Los farmacéuticos: la parte más débil
En medio de este complicado engranaje se encontraban los farmacéuticos, profesionales que recibían, por así decirlo, palos de todos lados. Por un lado, la Seguridad Social imponía conciertos con condiciones leoninas, estableciendo precios bajos, descuentos, demoras en los pagos y estrictos controles administrativos. Por otro lado, la sanidad oficial del Ministerio de la Gobernación fue introduciendo medidas igualmente gravosas, como la creación en 1964 de un sistema de márgenes decrecientes (conocido como R-64), que hacía que el beneficio del farmacéutico disminuyera progresivamente en función del precio del medicamento dispensado.

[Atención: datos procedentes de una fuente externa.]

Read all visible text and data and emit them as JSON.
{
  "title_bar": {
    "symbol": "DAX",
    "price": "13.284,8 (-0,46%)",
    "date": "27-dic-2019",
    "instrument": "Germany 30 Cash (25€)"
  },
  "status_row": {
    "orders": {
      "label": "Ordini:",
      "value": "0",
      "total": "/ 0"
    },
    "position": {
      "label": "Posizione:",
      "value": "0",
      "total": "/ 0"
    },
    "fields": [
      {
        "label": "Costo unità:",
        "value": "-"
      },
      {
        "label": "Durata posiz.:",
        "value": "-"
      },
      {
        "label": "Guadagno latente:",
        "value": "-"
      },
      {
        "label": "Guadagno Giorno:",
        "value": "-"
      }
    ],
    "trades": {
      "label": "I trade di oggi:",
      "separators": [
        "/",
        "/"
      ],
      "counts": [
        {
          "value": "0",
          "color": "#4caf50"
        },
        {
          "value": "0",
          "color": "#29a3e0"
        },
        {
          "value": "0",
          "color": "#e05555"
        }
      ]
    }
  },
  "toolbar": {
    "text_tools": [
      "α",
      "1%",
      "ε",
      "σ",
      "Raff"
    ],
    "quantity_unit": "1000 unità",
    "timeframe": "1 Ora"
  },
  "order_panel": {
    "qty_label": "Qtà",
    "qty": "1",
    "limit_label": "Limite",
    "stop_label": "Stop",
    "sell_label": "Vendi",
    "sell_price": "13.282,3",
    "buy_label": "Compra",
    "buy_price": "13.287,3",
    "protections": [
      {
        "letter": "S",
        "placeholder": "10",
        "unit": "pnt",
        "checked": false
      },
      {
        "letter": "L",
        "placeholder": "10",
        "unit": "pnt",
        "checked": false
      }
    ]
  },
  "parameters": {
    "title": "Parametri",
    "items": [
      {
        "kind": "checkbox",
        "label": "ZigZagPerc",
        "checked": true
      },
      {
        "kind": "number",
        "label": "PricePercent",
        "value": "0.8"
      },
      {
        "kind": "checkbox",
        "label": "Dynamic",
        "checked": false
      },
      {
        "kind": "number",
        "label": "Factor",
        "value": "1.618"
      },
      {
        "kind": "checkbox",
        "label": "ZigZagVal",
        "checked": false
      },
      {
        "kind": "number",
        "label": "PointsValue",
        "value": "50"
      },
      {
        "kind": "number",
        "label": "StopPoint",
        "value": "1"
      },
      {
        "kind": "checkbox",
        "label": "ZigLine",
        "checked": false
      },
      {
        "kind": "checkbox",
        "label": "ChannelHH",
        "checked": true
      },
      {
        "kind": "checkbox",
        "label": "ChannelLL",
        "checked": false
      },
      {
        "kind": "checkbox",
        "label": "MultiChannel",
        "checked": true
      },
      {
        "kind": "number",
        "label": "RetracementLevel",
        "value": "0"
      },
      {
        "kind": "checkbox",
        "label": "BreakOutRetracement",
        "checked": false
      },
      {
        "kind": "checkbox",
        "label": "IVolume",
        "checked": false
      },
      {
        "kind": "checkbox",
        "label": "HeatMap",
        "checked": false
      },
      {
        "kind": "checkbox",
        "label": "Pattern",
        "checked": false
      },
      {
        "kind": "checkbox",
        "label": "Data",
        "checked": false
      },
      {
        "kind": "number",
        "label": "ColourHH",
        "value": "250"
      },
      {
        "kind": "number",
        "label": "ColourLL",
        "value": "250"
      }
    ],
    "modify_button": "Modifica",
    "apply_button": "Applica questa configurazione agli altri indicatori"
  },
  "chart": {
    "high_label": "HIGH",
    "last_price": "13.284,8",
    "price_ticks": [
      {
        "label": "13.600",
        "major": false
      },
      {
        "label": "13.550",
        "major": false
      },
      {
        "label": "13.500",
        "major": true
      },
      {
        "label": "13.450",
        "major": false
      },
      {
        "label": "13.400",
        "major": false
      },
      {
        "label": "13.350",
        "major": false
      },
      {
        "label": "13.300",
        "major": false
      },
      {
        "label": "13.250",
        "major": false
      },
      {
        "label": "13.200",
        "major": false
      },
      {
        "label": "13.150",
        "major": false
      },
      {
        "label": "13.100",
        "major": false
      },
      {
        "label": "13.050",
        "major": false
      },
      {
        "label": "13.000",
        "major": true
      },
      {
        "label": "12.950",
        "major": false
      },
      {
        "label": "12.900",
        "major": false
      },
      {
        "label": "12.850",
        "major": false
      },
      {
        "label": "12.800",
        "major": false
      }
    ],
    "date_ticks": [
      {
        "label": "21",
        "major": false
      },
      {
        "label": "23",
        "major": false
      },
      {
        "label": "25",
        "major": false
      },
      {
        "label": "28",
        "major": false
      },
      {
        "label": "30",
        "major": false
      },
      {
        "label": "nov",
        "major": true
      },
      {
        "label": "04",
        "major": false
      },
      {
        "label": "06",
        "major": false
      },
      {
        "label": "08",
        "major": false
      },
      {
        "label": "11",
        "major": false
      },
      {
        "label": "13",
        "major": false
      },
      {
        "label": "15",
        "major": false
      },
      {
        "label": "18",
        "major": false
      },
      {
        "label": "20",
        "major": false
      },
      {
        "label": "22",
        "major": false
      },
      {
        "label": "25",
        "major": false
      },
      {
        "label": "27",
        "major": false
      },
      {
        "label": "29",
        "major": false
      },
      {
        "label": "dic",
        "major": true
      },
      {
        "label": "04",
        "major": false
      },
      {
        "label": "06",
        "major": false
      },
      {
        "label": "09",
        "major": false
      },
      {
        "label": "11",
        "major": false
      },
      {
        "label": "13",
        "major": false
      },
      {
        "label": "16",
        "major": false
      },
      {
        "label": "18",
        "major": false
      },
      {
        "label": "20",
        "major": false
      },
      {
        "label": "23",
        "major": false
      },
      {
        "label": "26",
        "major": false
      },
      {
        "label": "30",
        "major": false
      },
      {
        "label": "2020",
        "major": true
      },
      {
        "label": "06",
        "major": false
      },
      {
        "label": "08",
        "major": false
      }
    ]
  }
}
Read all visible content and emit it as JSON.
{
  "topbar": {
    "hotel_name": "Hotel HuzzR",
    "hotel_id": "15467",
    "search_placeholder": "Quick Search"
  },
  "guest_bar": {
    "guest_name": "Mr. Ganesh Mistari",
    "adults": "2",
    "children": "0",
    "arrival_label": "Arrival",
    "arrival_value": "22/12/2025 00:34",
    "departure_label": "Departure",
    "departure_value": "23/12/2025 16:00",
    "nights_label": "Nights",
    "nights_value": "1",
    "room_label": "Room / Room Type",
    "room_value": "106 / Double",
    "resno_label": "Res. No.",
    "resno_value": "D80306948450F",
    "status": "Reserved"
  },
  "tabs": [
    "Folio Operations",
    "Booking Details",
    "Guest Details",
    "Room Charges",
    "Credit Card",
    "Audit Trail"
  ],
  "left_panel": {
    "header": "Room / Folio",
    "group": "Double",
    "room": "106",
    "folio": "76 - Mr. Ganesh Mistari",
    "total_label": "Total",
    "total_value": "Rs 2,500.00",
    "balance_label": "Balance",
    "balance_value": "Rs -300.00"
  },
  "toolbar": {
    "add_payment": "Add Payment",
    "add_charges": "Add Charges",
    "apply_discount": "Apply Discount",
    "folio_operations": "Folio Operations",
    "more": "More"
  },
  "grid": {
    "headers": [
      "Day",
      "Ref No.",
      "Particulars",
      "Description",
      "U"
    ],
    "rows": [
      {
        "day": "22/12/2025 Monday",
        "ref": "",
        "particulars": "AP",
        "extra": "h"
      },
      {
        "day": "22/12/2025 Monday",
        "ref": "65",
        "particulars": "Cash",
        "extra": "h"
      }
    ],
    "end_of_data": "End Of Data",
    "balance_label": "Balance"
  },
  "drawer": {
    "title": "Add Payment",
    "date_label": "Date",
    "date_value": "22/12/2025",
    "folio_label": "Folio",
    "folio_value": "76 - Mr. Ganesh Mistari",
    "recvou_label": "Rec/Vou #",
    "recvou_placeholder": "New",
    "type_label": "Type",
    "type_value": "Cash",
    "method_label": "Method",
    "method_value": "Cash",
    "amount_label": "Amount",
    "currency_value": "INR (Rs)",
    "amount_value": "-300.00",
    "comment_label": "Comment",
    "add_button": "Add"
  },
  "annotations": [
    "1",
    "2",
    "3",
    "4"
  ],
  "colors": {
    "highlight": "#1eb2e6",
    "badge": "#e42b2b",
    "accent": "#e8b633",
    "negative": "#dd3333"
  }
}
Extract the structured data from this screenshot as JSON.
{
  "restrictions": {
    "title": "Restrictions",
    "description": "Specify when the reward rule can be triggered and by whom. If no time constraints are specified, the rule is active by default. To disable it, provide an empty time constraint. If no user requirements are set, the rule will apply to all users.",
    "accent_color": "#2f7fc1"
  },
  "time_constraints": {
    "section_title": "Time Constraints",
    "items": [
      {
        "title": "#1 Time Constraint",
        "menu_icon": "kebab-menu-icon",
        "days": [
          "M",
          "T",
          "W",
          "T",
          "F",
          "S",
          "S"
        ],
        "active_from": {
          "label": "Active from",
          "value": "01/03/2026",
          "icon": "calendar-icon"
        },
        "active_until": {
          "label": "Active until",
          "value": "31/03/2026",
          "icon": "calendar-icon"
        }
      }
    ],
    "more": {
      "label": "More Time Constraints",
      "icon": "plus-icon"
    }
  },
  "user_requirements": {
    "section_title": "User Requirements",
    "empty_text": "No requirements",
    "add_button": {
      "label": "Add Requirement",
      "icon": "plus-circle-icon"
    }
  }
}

La defensa corporativa de los farmacéuticos resultó la mayoría de las veces ilusoria. El Consejo General de Colegios de Farmacéuticos, teóricamente órgano de representación y defensa de la profesión, se mostraba en la práctica completamente dócil ante el poder político. No podía ser de otro modo, pues muchos de sus principales representantes ocupaban simultáneamente cargos como procuradores en las Cortes franquistas, lo que condicionaba gravemente su independencia y su capacidad de enfrentamiento al Gobierno. A lo más que llegaban era a expresar tímidas quejas en los órganos de comunicación profesional, sin conseguir alterar la deriva impuesta por la Administración.
La llegada de la democracia en 1978 no trajo, pese a las esperanzas iniciales, un cambio sustancial en este terreno. Es cierto que se eliminaron los márgenes escalonados instaurados en 1964, pero la codicia recaudatoria de la Seguridad Social primero, y del Sistema Nacional de Salud después, se mantuvo inalterable. Así, la profesión farmacéutica ha continuado siendo, más allá de los cambios políticos, una suerte de “caja de resistencia” a la que los poderes públicos recurren una y otra vez para financiar un sistema sanitario cada vez más voraz, lo que convierte el ejercicio profesional y empresarial en una labor donde el margen económico y la vocación sanitaria siguen obligados a convivir bajo la estrecha vigilancia del Estado. Y la labor de sus representantes no ha mejorado mucho en su función reivindicativa al no permitir que las cuestiones económicas, se defiendan por patronales y sindicatos, como ocurre en el resto de Europa.